One’s race is critically different from one’s sex when it comes to marriage. Our marital heritage reflects an intentional complementary design to bring men and women together for the sake of children and society as a whole. But laws prohibiting whites from marrying blacks were intentionally designed to keep men and women apart to the detriment of children and society. Moreover, such laws were clearly in violation of the 14th Amendment to the U.S. Constitution, which was enacted specifically to address racial inequality under the law in the wake of the Civil War.
So why are HRC, The New York Times, and others attempting demonize NOM simply because they have sought to marshal the black and Hispanic communities to speak out for marriage—and much to the chagrin of the Democratic Party, which is in the precarious position of opposing and potentially alienating a segment of largely Democratic supporters who support marriage? Why wouldn’t NOM seek to organize, support, and encourage those groups to uphold the integrity of marriage? There is nothing sinister or underhanded about that. The question we should be asking is why the Democratic Party feels that it can ignore this significant segment of its constituency with impunity.

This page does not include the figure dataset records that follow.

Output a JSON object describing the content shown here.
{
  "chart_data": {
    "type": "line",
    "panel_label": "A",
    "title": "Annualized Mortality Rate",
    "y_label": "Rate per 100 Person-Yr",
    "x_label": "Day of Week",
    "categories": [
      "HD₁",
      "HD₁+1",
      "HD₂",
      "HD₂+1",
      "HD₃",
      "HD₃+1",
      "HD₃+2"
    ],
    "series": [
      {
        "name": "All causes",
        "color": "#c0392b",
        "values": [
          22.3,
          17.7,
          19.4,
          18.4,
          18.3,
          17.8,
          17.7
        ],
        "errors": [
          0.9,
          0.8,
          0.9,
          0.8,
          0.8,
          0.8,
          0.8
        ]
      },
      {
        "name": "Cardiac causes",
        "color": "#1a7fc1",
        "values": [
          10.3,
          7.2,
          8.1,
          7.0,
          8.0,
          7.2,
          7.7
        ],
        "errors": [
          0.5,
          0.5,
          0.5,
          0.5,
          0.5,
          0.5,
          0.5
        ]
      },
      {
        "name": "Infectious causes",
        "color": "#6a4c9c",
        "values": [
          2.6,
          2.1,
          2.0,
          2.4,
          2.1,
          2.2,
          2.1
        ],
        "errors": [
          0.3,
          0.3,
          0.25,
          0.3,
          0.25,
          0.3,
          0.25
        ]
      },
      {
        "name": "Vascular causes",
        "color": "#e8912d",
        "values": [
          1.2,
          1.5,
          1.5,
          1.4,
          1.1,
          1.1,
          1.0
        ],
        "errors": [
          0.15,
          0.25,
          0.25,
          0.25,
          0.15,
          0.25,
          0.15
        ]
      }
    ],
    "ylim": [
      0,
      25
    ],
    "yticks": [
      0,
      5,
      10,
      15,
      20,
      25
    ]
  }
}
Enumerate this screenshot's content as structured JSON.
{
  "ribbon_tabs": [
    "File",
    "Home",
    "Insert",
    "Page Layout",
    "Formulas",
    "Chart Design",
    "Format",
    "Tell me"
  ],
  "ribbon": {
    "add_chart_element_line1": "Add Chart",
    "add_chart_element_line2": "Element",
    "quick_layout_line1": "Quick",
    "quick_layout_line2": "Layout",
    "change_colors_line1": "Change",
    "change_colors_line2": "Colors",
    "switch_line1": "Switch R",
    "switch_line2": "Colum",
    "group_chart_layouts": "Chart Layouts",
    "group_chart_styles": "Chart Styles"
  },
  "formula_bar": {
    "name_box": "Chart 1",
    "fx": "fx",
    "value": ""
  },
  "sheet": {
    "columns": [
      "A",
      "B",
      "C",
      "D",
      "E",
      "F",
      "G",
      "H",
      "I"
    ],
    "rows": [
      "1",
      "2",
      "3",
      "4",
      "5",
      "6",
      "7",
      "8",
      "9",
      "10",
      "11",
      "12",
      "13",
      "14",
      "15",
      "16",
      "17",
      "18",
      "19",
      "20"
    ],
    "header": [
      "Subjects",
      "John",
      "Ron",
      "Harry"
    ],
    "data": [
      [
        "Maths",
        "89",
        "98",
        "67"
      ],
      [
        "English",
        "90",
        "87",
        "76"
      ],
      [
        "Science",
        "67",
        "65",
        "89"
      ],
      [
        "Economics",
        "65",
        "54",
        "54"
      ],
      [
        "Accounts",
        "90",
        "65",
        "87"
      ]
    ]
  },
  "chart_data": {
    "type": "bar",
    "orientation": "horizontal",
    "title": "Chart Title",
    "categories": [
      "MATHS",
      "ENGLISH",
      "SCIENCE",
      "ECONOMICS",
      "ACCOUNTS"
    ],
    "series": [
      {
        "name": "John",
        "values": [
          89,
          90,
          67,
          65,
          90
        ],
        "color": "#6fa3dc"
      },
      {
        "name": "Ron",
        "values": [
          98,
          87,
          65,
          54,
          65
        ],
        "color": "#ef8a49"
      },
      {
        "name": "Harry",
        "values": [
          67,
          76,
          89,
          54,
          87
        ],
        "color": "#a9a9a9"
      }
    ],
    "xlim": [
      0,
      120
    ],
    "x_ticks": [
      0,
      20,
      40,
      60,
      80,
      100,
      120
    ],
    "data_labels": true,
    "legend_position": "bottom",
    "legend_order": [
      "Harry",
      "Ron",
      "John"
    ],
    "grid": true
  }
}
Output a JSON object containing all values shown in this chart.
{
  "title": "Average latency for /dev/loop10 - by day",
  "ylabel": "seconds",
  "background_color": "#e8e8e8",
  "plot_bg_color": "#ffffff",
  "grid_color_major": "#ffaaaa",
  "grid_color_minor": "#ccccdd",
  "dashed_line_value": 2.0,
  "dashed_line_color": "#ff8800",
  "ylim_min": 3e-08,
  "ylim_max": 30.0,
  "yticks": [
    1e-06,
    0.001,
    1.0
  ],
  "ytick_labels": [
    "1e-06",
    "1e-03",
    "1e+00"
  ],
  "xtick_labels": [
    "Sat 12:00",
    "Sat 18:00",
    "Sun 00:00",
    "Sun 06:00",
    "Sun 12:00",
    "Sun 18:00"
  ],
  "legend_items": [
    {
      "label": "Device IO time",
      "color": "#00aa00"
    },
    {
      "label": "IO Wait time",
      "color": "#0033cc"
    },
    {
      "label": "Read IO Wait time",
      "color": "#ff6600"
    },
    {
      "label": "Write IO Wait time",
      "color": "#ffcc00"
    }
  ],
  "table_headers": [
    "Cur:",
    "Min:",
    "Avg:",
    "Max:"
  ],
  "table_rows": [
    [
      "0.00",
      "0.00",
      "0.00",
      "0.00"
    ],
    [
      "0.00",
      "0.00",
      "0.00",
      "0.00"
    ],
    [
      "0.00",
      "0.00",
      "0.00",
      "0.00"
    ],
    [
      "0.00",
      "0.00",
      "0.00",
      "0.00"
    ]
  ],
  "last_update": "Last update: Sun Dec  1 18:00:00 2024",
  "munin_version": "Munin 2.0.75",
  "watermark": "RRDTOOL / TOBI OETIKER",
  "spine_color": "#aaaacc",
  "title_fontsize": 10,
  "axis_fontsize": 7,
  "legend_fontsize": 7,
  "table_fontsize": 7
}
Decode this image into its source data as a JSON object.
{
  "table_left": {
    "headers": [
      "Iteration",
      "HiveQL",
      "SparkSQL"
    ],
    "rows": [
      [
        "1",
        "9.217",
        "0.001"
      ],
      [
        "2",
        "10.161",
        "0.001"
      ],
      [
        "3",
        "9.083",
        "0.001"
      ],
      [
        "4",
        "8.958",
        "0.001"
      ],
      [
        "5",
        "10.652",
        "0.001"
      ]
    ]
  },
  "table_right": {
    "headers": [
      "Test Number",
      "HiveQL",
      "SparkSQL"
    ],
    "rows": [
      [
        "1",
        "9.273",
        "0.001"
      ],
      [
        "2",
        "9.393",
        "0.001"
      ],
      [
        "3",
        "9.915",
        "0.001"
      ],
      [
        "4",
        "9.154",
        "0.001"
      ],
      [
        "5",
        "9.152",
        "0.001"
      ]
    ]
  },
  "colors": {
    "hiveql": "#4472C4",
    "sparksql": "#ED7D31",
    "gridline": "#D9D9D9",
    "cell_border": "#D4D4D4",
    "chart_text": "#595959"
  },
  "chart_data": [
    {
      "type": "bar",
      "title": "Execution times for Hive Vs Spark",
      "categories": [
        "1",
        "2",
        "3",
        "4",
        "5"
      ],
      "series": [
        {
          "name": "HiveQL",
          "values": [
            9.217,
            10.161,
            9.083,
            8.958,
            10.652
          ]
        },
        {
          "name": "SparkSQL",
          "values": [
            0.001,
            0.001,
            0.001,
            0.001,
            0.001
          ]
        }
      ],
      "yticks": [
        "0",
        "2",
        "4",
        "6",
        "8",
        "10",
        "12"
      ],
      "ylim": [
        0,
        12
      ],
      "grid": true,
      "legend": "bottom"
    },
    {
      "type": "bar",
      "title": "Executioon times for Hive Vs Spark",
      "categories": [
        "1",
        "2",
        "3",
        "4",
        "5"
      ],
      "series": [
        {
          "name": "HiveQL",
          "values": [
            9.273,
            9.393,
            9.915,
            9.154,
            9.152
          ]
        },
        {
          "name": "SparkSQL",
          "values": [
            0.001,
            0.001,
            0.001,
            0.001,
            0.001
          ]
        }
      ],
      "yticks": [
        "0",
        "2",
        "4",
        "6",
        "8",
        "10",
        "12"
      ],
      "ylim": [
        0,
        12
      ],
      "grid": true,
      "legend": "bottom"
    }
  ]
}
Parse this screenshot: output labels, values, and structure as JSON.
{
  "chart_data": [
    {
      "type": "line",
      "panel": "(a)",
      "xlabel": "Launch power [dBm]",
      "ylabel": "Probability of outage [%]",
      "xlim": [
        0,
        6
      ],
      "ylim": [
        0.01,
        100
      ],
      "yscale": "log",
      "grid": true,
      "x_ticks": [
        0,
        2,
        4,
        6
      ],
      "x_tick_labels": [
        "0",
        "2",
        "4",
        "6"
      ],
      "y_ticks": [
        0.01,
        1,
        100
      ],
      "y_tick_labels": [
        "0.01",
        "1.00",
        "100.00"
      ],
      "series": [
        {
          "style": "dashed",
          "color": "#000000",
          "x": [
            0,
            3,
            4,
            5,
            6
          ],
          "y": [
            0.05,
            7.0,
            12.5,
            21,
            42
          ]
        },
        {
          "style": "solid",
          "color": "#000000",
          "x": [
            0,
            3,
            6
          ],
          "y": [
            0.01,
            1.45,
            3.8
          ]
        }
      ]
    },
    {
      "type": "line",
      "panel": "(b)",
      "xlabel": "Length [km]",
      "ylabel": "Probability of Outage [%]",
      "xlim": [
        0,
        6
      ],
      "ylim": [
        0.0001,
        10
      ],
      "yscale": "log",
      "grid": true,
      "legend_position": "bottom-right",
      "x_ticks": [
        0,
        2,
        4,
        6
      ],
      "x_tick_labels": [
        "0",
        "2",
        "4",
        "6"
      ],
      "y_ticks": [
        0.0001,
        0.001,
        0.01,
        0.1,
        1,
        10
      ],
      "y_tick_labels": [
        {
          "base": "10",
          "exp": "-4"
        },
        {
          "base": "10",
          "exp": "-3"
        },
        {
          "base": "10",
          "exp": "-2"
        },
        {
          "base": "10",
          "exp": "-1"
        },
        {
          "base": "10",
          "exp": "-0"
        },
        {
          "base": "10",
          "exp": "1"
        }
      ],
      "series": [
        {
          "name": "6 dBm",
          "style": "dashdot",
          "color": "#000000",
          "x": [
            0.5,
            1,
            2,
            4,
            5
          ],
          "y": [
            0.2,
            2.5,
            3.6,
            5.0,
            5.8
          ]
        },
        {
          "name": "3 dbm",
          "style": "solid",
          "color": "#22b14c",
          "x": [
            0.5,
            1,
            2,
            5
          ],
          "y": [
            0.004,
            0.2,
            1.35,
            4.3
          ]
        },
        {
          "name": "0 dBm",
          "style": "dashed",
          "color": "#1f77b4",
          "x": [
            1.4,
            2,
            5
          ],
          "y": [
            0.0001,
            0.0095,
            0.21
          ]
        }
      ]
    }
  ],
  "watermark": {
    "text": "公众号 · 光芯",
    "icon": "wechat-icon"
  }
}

The reason why NOM’s opponents are so enraged is because NOM is effective. So rather than address the substantive merits of the marriage debate, they engage in unsubstantiated character assignation—no differently than what they have done and continue to do to any individual or organization that supports marriage. That’s why HRC released what they had to know were confidential IRS records, which likely came directly and illegally from an IRS official. Those documents reflect the names of confidential donors who, understandably, might want to remain anonymous lest they suffer the same hate-filled personal and professional attacks that NOM and their allies endure daily for standing up for what they believe is right. So much for tolerance.